Il complesso di tre palazzine e giardino è sorto nel 2008, se ne sono occupate due società, entrambe fallite. L’avvocatura del Comune ha chiesto al curatore fallimentare di prendere in carico il terreno. Tutte e due le società avevano ottenuto una fideiussione dal Comune: il parco sarebbe stato pubblico e quindi di responsabilità comunale. Della polizza si erano perse le tracce fino a ieri, quando una delegazione dei residenti di via Refrancore ha incontrato l’assessore all’ambiente Alberto Unia. “Ci hanno detto che il terreno non è ancora passato al Comune” spiega Luigi Vaccaro, che da mesi si occupa del problema. “L’avvocatura del Comune si è interessata, ma a noi non basta. Entro la prossima settimana formeremo un comitato spontaneo”.

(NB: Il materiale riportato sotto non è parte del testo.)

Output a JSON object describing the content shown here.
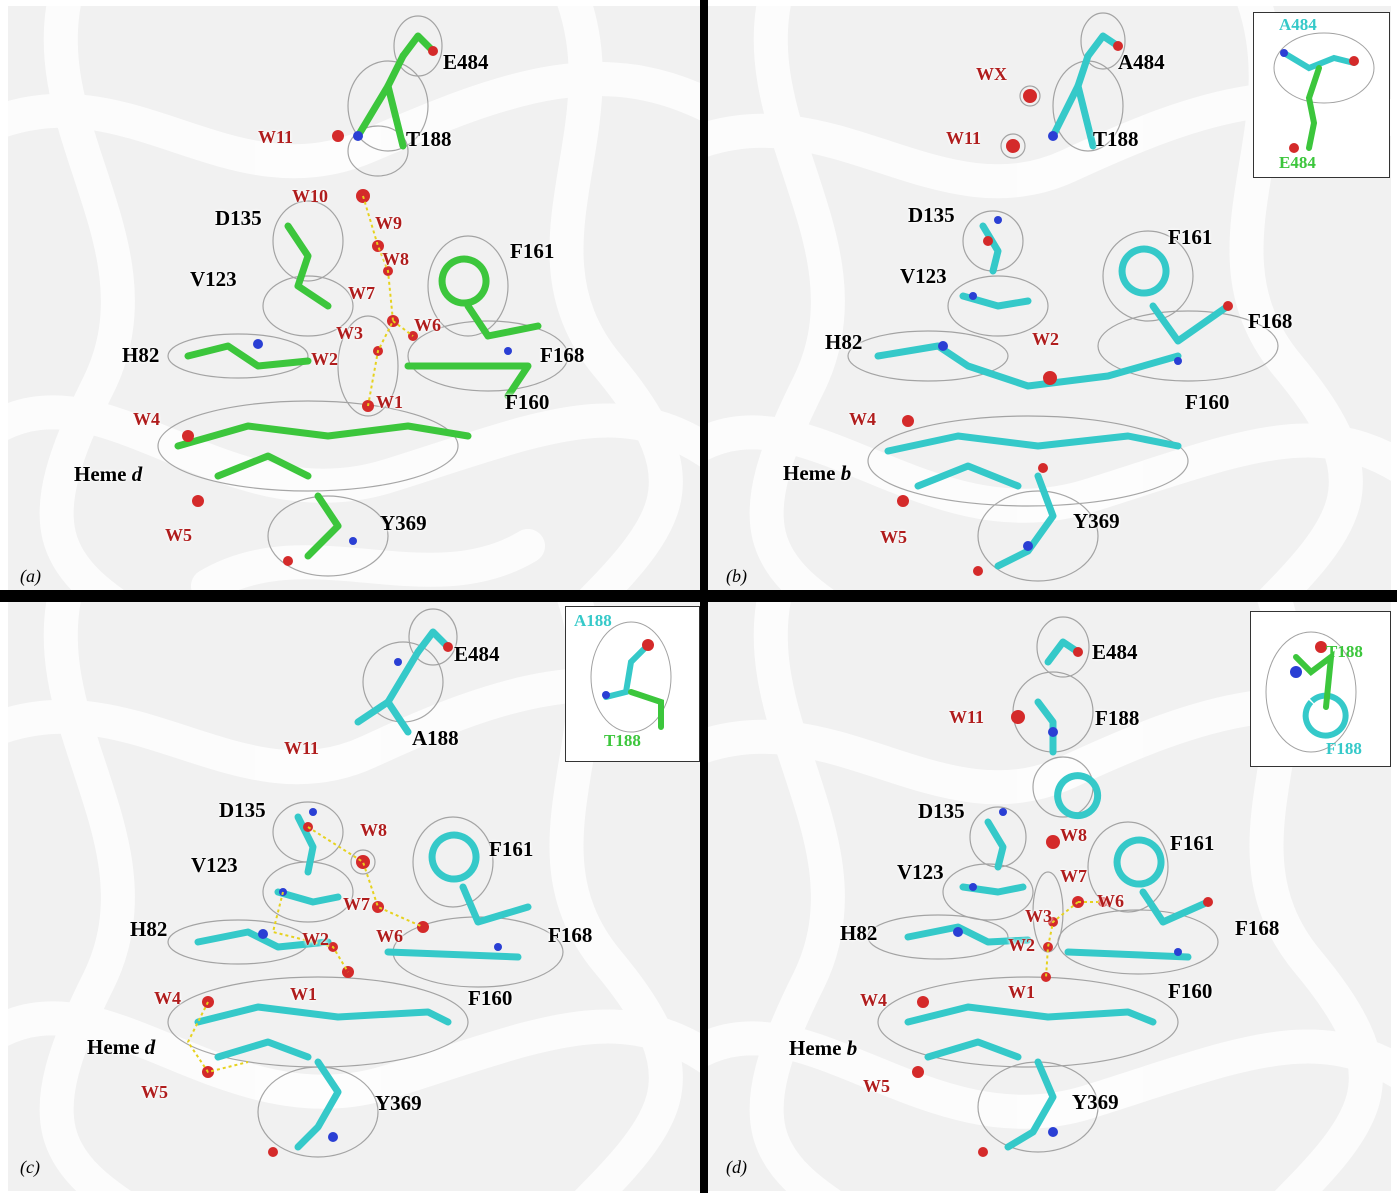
{
  "figure": {
    "panels": [
      {
        "letter": "(a)",
        "stick_color": "#3cc63c",
        "residues": [
          "E484",
          "T188",
          "D135",
          "V123",
          "H82",
          "F161",
          "F168",
          "F160",
          "Y369"
        ],
        "heme": {
          "prefix": "Heme ",
          "suffix": "d"
        },
        "waters": [
          "W11",
          "W10",
          "W9",
          "W8",
          "W7",
          "W6",
          "W3",
          "W2",
          "W1",
          "W4",
          "W5"
        ]
      },
      {
        "letter": "(b)",
        "stick_color": "#35c9c9",
        "residues": [
          "A484",
          "T188",
          "D135",
          "V123",
          "H82",
          "F161",
          "F168",
          "F160",
          "Y369"
        ],
        "heme": {
          "prefix": "Heme ",
          "suffix": "b"
        },
        "waters": [
          "WX",
          "W11",
          "W2",
          "W4",
          "W5"
        ],
        "inset": {
          "top": "A484",
          "bottom": "E484"
        }
      },
      {
        "letter": "(c)",
        "stick_color": "#35c9c9",
        "residues": [
          "E484",
          "A188",
          "D135",
          "V123",
          "H82",
          "F161",
          "F168",
          "F160",
          "Y369"
        ],
        "heme": {
          "prefix": "Heme ",
          "suffix": "d"
        },
        "waters": [
          "W11",
          "W8",
          "W7",
          "W6",
          "W2",
          "W1",
          "W4",
          "W5"
        ],
        "inset": {
          "top": "A188",
          "bottom": "T188"
        }
      },
      {
        "letter": "(d)",
        "stick_color": "#35c9c9",
        "residues": [
          "E484",
          "F188",
          "D135",
          "V123",
          "H82",
          "F161",
          "F168",
          "F160",
          "Y369"
        ],
        "heme": {
          "prefix": "Heme ",
          "suffix": "b"
        },
        "waters": [
          "W11",
          "W8",
          "W7",
          "W6",
          "W3",
          "W2",
          "W1",
          "W4",
          "W5"
        ],
        "inset": {
          "top": "T188",
          "bottom": "F188"
        }
      }
    ],
    "colors": {
      "background": "#f1f1f1",
      "ribbon": "#ffffff",
      "mesh": "#8a8a8a",
      "oxygen": "#d42a2a",
      "nitrogen": "#2a3fd4",
      "water_label": "#b01d1d",
      "hbond": "#e6d21e",
      "carbon_green": "#3cc63c",
      "carbon_cyan": "#35c9c9"
    }
  }
}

Intanto la foresta cresce, e cambia volto: da giardino condominiale che doveva essere, a discarica. Ci sono alberi che sono cresciuti selvaggi, l’erba arriva fino alla vita e pezzi di legno sporgono da una recinzione in filo di ferro, piena di buchi ma che comunque non dovrebbe esserci. “Quei sacchetti sono lì da giorni” dice Vaccaro indicando un pezzo di recinzione strappato. È partita già una raccolta firme con un buon successo tra i residenti di tutto il quartiere e non solo delle palazzine di via Refrancore. “Siamo arrivati al limite, se entro il 30 giugno il Comune non si è mosso lo faremo noi: abbiamo già comprato tagliaerba e motoseghe. Anche a costo di beccarci una denuncia, questa foresta deve venire via”.